Bepaling aanmerkelijk belangwinst bij verkoop tegen betaling in termijnen

14 mei 2007 | Hof Den Bosch | jurisprudentie | LJN: AV0806, 98/03071

Een concern van vennootschappen had twee groot aandeelhouders, die beiden ook directeur waren. Vanwege onenigheid over het te voeren beleid verkocht een van hen zijn aandelen aan de ander en nam ontslag als directeur. De verkoper had een minderheidsbelang. De totale verkoopprijs was ƒ 13,7 miljoen. Daarvan werd ƒ 2 miljoen direct betaald. Het restant af ƒ 11,7 miljoen zou in een aantal termijnen worden betaald. De vordering was slechts gedeeltelijk rentedragend. In zijn aangifte inkomstenbelasting 1996 ging de verkoper voor de vaststelling van de verkoopprijs van zijn aanmerkelijk belang uit van een waarde van de vordering van 50% van het nominale bedrag. De inspecteur meende dat de waarde van de vordering op ƒ 11,2 miljoen gesteld moest worden. Hof Den Bosch oordeelde als volgt.Op grond van een arrest van de Hoge Raad uit 1981 moest de overdrachtsprijs van het aandelenpakket voor zover deze niet uit een contante betaling bestond op de waarde in het economische verkeer worden gesteld. Deze waarde moest worden bepaald naar de toestand op het vervreemdingstijdstip, rekening houdend met wat op dat gebied later bekend is geworden.
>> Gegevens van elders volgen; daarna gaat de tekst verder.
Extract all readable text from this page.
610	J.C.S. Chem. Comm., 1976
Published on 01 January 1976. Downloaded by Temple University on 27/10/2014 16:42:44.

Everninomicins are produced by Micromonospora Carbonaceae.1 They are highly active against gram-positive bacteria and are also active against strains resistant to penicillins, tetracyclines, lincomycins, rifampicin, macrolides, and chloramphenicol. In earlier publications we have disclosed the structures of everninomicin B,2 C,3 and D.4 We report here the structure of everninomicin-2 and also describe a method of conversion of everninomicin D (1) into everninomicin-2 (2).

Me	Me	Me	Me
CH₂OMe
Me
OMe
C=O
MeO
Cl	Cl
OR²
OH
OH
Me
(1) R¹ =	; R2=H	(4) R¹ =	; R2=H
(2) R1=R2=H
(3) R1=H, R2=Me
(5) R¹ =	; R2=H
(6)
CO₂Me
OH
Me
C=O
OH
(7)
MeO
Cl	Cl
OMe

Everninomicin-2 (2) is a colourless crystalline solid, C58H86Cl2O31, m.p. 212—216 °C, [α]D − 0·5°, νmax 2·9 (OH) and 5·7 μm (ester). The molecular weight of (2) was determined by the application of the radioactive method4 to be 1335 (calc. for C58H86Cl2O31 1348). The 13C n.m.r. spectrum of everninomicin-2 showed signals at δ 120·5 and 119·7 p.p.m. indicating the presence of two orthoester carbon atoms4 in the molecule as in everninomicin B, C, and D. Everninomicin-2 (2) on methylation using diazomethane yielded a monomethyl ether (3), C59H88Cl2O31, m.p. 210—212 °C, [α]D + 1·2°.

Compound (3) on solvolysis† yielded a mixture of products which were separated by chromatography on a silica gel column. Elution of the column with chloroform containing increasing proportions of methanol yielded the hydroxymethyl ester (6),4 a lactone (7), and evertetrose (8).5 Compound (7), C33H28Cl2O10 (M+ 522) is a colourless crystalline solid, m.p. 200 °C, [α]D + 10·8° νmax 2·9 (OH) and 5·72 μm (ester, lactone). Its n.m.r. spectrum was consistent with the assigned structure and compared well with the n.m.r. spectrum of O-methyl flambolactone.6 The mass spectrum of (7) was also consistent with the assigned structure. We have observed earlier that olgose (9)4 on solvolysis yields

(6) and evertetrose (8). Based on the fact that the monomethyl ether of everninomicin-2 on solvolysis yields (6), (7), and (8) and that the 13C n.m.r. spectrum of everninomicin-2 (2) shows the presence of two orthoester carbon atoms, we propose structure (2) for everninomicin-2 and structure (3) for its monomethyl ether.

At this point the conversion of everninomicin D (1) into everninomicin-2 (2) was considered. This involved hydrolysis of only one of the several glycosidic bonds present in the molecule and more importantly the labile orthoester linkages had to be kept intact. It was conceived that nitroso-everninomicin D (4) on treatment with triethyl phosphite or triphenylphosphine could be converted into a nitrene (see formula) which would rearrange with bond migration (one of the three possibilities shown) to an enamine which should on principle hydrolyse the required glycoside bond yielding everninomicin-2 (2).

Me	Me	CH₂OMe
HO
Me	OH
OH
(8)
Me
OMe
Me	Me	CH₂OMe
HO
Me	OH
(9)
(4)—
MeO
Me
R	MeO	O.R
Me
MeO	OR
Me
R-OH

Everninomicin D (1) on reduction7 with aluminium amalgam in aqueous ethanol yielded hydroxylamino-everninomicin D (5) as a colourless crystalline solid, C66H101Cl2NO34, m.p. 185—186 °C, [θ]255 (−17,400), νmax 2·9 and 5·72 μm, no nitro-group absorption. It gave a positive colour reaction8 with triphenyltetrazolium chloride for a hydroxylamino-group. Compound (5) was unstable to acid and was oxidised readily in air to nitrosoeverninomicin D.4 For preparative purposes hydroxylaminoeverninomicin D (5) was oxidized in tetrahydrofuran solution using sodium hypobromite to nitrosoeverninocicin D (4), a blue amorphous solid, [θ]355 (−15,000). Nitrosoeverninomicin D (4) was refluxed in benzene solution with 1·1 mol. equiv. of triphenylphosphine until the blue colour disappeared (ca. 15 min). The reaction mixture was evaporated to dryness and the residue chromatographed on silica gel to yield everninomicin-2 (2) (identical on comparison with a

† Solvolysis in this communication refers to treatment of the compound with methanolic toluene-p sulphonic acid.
Het Hof onderzocht in dat verband wat de marktrente voor Nederlandse staatsleningen met vergelijkbare looptijden was op 26 januari 1996, hoe de solvabiliteit van de kopers was en wat de invloed van het (beperkte) pandrecht op de verkochte aandelen was op de waarde in het economische verkeer van de schuldvorderingen.Op grond daarvan was het Hof van oordeel dat de waarde in het economische verkeer van de vordering beduidend lager was dan de nominale waarde. Het Hof stelde deze waarde op 70% van de nominale waarde (afgerond ƒ 7,8 miljoen). Een lagere waarde was volgens het Hof niet aannemelijk gemaakt. De aanmerkelijk belangwinst was daardoor lager dan door de inspecteur in de aanslag was verwerkt.